Agnes felt her mind unraveling. The pink fog was blowing through her head…
…and looming out of it, deadly and mostly concealed, was the iceberg of Perdita.
As Agnes withdrew into the pinkness she felt the tingle spread down her arms and legs. It was not pleasant. It was like sensing someone standing right behind you, and then feeling them take one step forward.
Agnes would have pushed him away. That is, Agnes would have dithered and tried to talk her way out of things, but if push had come to shove then she’d have pushed hard. But Perdita struck, and when her hand was halfway around she turned it palm out and curled her fingers to bring her nails into play…
He caught her wrist, his hand moving in a blur.
“Well
done
,” he said, laughing.
His other hand shot out and caught her other arm as it swung.
“I like a woman with spirit!”
However, he had run out of hands, and Perdita still had a knee in reserve. Vlad’s eyes crossed and he made that small sound best recorded as “ghni…”
“Magnificent!” he croaked as he folded up.
Perdita pulled herself away and ran over to Nanny Ogg, grabbing the woman’s arm.
“Nanny, we are
leaving
!”
“Are we, dear?” said Nanny calmly, not making a move.
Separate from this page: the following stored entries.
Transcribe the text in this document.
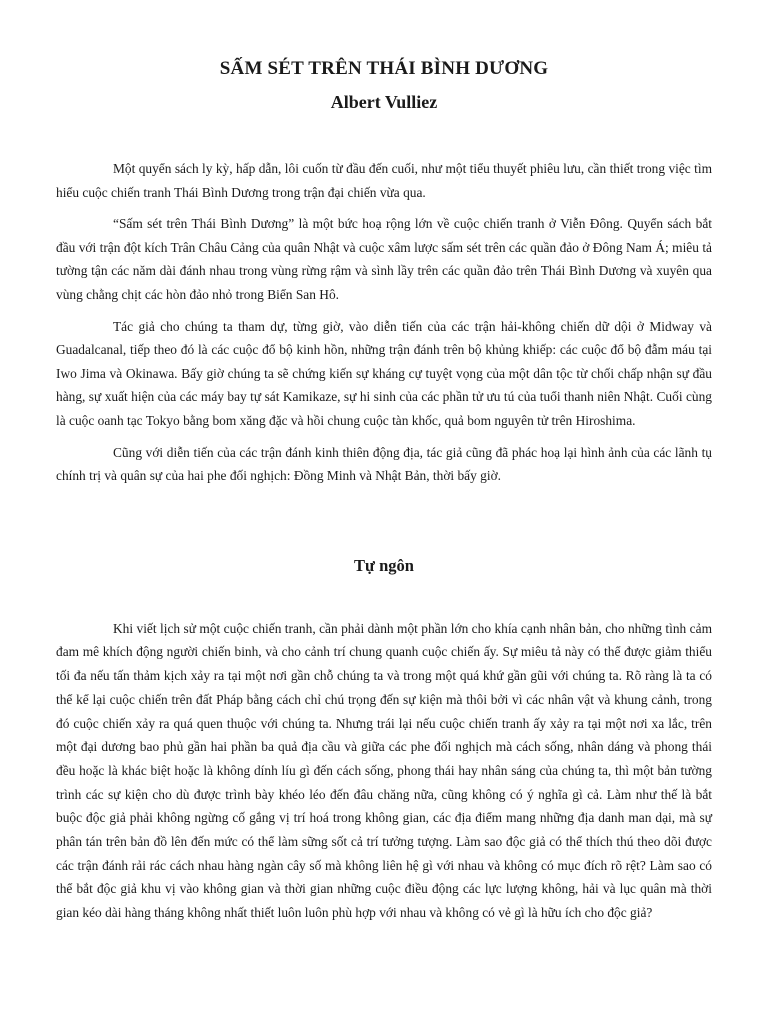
SẤM SÉT TRÊN THÁI BÌNH DƯƠNG
Albert Vulliez

Một quyển sách ly kỳ, hấp dẫn, lôi cuốn từ đầu đến cuối, như một tiểu thuyết phiêu lưu, cần thiết trong việc tìm hiểu cuộc chiến tranh Thái Bình Dương trong trận đại chiến vừa qua.

“Sấm sét trên Thái Bình Dương” là một bức hoạ rộng lớn về cuộc chiến tranh ở Viễn Đông. Quyển sách bắt đầu với trận đột kích Trân Châu Cảng của quân Nhật và cuộc xâm lược sấm sét trên các quần đảo ở Đông Nam Á; miêu tả tường tận các năm dài đánh nhau trong vùng rừng rậm và sình lầy trên các quần đảo trên Thái Bình Dương và xuyên qua vùng chằng chịt các hòn đảo nhỏ trong Biển San Hô.

Tác giả cho chúng ta tham dự, từng giờ, vào diễn tiến của các trận hải-không chiến dữ dội ở Midway và Guadalcanal, tiếp theo đó là các cuộc đổ bộ kinh hồn, những trận đánh trên bộ khủng khiếp: các cuộc đổ bộ đẫm máu tại Iwo Jima và Okinawa. Bấy giờ chúng ta sẽ chứng kiến sự kháng cự tuyệt vọng của một dân tộc từ chối chấp nhận sự đầu hàng, sự xuất hiện của các máy bay tự sát Kamikaze, sự hi sinh của các phần tử ưu tú của tuổi thanh niên Nhật. Cuối cùng là cuộc oanh tạc Tokyo bằng bom xăng đặc và hồi chung cuộc tàn khốc, quả bom nguyên tử trên Hiroshima.

Cũng với diễn tiến của các trận đánh kinh thiên động địa, tác giả cũng đã phác hoạ lại hình ảnh của các lãnh tụ chính trị và quân sự của hai phe đối nghịch: Đồng Minh và Nhật Bản, thời bấy giờ.

Tự ngôn

Khi viết lịch sử một cuộc chiến tranh, cần phải dành một phần lớn cho khía cạnh nhân bản, cho những tình cảm đam mê khích động người chiến binh, và cho cảnh trí chung quanh cuộc chiến ấy. Sự miêu tả này có thể được giảm thiểu tối đa nếu tấn thảm kịch xảy ra tại một nơi gần chỗ chúng ta và trong một quá khứ gần gũi với chúng ta. Rõ ràng là ta có thể kể lại cuộc chiến trên đất Pháp bằng cách chỉ chú trọng đến sự kiện mà thôi bởi vì các nhân vật và khung cảnh, trong đó cuộc chiến xảy ra quá quen thuộc với chúng ta. Nhưng trái lại nếu cuộc chiến tranh ấy xảy ra tại một nơi xa lắc, trên một đại dương bao phủ gần hai phần ba quả địa cầu và giữa các phe đối nghịch mà cách sống, nhân dáng và phong thái đều hoặc là khác biệt hoặc là không dính líu gì đến cách sống, phong thái hay nhân sáng của chúng ta, thì một bản tường trình các sự kiện cho dù được trình bày khéo léo đến đâu chăng nữa, cũng không có ý nghĩa gì cả. Làm như thế là bắt buộc độc giả phải không ngừng cố gắng vị trí hoá trong không gian, các địa điểm mang những địa danh man dại, mà sự phân tán trên bản đồ lên đến mức có thể làm sững sốt cả trí tưởng tượng. Làm sao độc giả có thể thích thú theo dõi được các trận đánh rải rác cách nhau hàng ngàn cây số mà không liên hệ gì với nhau và không có mục đích rõ rệt? Làm sao có thể bắt độc giả khu vị vào không gian và thời gian những cuộc điều động các lực lượng không, hải và lục quân mà thời gian kéo dài hàng tháng không nhất thiết luôn luôn phù hợp với nhau và không có vẻ gì là hữu ích cho độc giả?
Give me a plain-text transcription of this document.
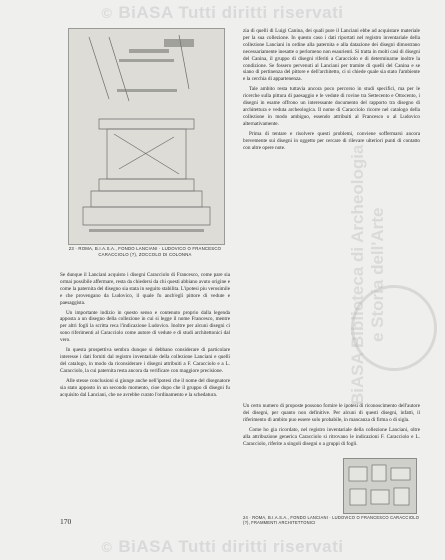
© BiASA Tutti diritti riservati
23 · ROMA, B.I.A.S.A., FONDO LANCIANI · LUDOVICO O FRANCESCO CARACCIOLO (?), ZOCCOLO DI COLONNA

Se dunque il Lanciani acquisto i disegni Caracciolo di Francesco, come pare sia ormai possibile affermare, resta da chiedersi da chi questi abbiano avuto origine e come la paternita del disegno sia stata in seguito stabilita. L'ipotesi piu verosimile e che provengano da Ludovico, il quale fu anch'egli pittore di vedute e paesaggista.

Un importante indizio in questo senso e contenuto proprio dalla legenda apposta a un disegno della collezione in cui si legge il nome Francesco, mentre per altri fogli la scritta reca l'indicazione Ludovico. Inoltre per alcuni disegni ci sono riferimenti al Caracciolo come autore di vedute e di studi architettonici dal vero.

In questa prospettiva sembra dunque si debbano considerare di particolare interesse i dati forniti dal registro inventariale della collezione Lanciani e quelli del catalogo, in modo da riconsiderare i disegni attribuiti a F. Caracciolo e a L. Caracciolo, la cui paternita resta ancora da verificare con maggiore precisione.

Alle stesse conclusioni si giunge anche nell'ipotesi che il nome del disegnatore sia stato apposto in un secondo momento, cioe dopo che il gruppo di disegni fu acquisito dal Lanciani, che ne avrebbe curato l'ordinamento e la schedatura.

zia di quelli di Luigi Canina, dei quali pure il Lanciani ebbe ad acquistare materiale per la sua collezione. In questo caso i dati riportati nel registro inventariale della collezione Lanciani in ordine alla paternita e alla datazione dei disegni dimostrano necessariamente inesatte o perlomeno non esaurienti. Si tratta in molti casi di disegni del Canina, il gruppo di disegni riferiti a Caracciolo e di determinarne inoltre la condizione. Se fossero pervenuti al Lanciani per tramite di quelli del Canina e se siano di pertinenza del pittore e dell'architetto, ci si chiede quale sia stato l'ambiente e la cerchia di appartenenza.

Tale ambito resta tuttavia ancora poco percorso in studi specifici, ma per le ricerche sulla pittura di paesaggio e le vedute di rovine tra Settecento e Ottocento, i disegni in esame offrono un interessante documento del rapporto tra disegno di architettura e veduta archeologica. Il nome di Caracciolo ricorre nel catalogo della collezione in modo ambiguo, essendo attribuiti al Francesco o al Ludovico alternativamente.

Prima di tentare e risolvere questi problemi, conviene soffermarsi ancora brevemente sui disegni in oggetto per cercare di rilevare ulteriori punti di contatto con altre opere note.

Un certo numero di proposte possono fornire le ipotesi di riconoscimento dell'autore dei disegni, per quanto non definitive. Per alcuni di questi disegni, infatti, il riferimento di ambito puo essere solo probabile, in mancanza di firma o di sigla.

Come ho gia ricordato, nel registro inventariale della collezione Lanciani, oltre alla attribuzione generica Caracciolo si ritrovano le indicazioni F. Caracciolo e L. Caracciolo, riferite a singoli disegni o a gruppi di fogli.

24 · ROMA, B.I.A.S.A., FONDO LANCIANI · LUDOVICO O FRANCESCO CARACCIOLO (?), FRAMMENTI ARCHITETTONICI
170
BiASA Biblioteca di Archeologia e Storia dell'Arte
© BiASA Tutti diritti riservati
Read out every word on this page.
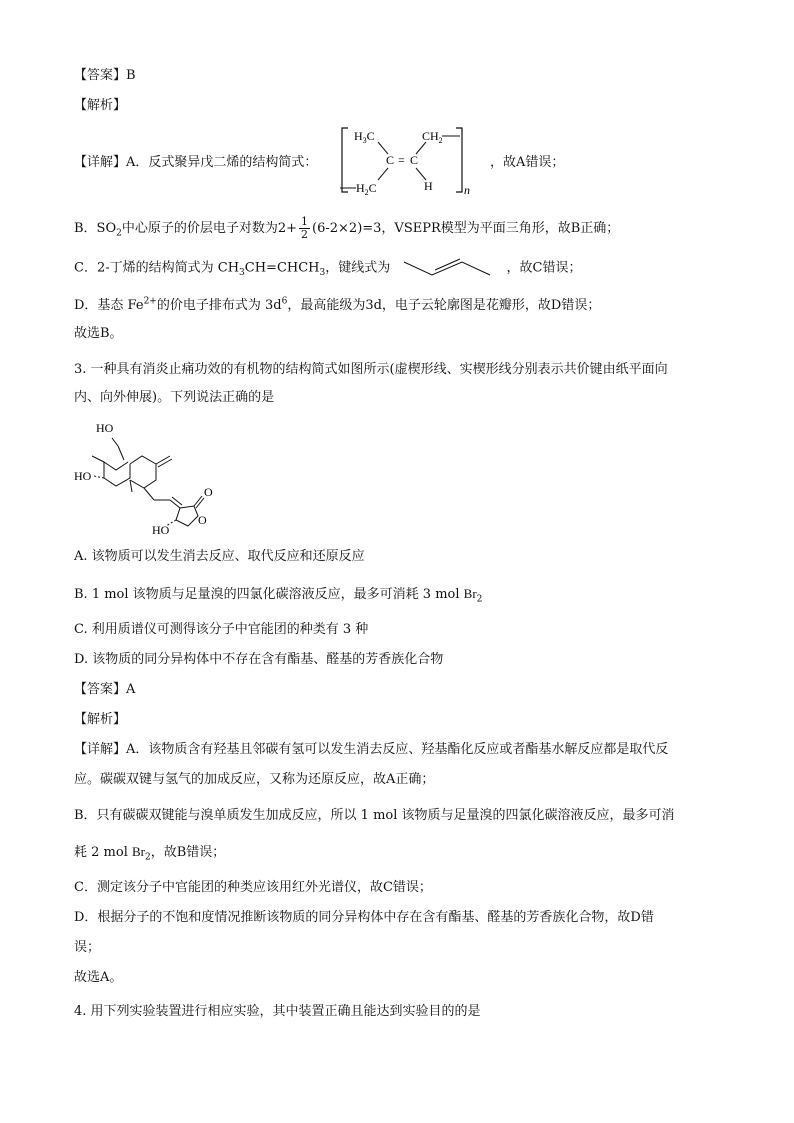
【答案】B
【解析】
【详解】A．反式聚异戊二烯的结构简式：
$H_3C$	$CH_2$
C = C
$H_2C$	H	n
，故A错误；
B．$SO_2$中心原子的价层电子对数为$2+ \frac{1}{2} (6-2\times 2)=3$，VSEPR模型为平面三角形，故B正确；
C．2-丁烯的结构简式为 $CH_3CH=CHCH_3$，键线式为	，故C错误；
D．基态 $Fe^{2+}$的价电子排布式为 $3d^6$，最高能级为3d，电子云轮廓图是花瓣形，故D错误；
故选B。
3. 一种具有消炎止痛功效的有机物的结构简式如图所示(虚楔形线、实楔形线分别表示共价键由纸平面向
内、向外伸展)。下列说法正确的是
HO
HO
HO
O
O
A. 该物质可以发生消去反应、取代反应和还原反应
B. 1 mol 该物质与足量溴的四氯化碳溶液反应，最多可消耗 3 mol $Br_2$
C. 利用质谱仪可测得该分子中官能团的种类有 3 种
D. 该物质的同分异构体中不存在含有酯基、醛基的芳香族化合物
【答案】A
【解析】
【详解】A．该物质含有羟基且邻碳有氢可以发生消去反应、羟基酯化反应或者酯基水解反应都是取代反
应。碳碳双键与氢气的加成反应，又称为还原反应，故A正确；
B．只有碳碳双键能与溴单质发生加成反应，所以 1 mol 该物质与足量溴的四氯化碳溶液反应，最多可消
耗 2 mol $Br_2$，故B错误；
C．测定该分子中官能团的种类应该用红外光谱仪，故C错误；
D．根据分子的不饱和度情况推断该物质的同分异构体中存在含有酯基、醛基的芳香族化合物，故D错
误；
故选A。
4. 用下列实验装置进行相应实验，其中装置正确且能达到实验目的的是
“And Jason and Darren too!”
Perdita didn’t read as much as Agnes. She thought books were
boring
. But now she really needed to know: what
did
you use against vampires?
Holy symbols!
Agnes prompted from within.
Perdita looked around desperately. Nothing in the room looked particularly holy. Religion, apart from its use as a sort of cosmic registrar, had never caught on in Lancre.
“Daylight is always good, my dear,” said the Countess, who must have caught the edge of her thought. “Your uncle always had big windows and easily twitched aside curtains, didn’t he, Count.”
“Yes indeed,” said the Count.
“And when it came to running water, he always kept the moat flowing perfectly, didn’t he?”
“Fed from a mountain stream, I think,” said the Count.
“And, for a vampire, he always seemed to have so many ornamental items around the castle that could be bent or broken into the shape of some religious symbol, as I recall.”
“He certainly did. A vampire of the old school.”
“Yes.” The Countess gave her husband a smile. “The stupid school.” She turned to Perdita and looked her up and down. “So I think you will find we are here to stay, my dear. Although you do seem to have made an impression on my son. Come here, girl. Let me have a good look at you.”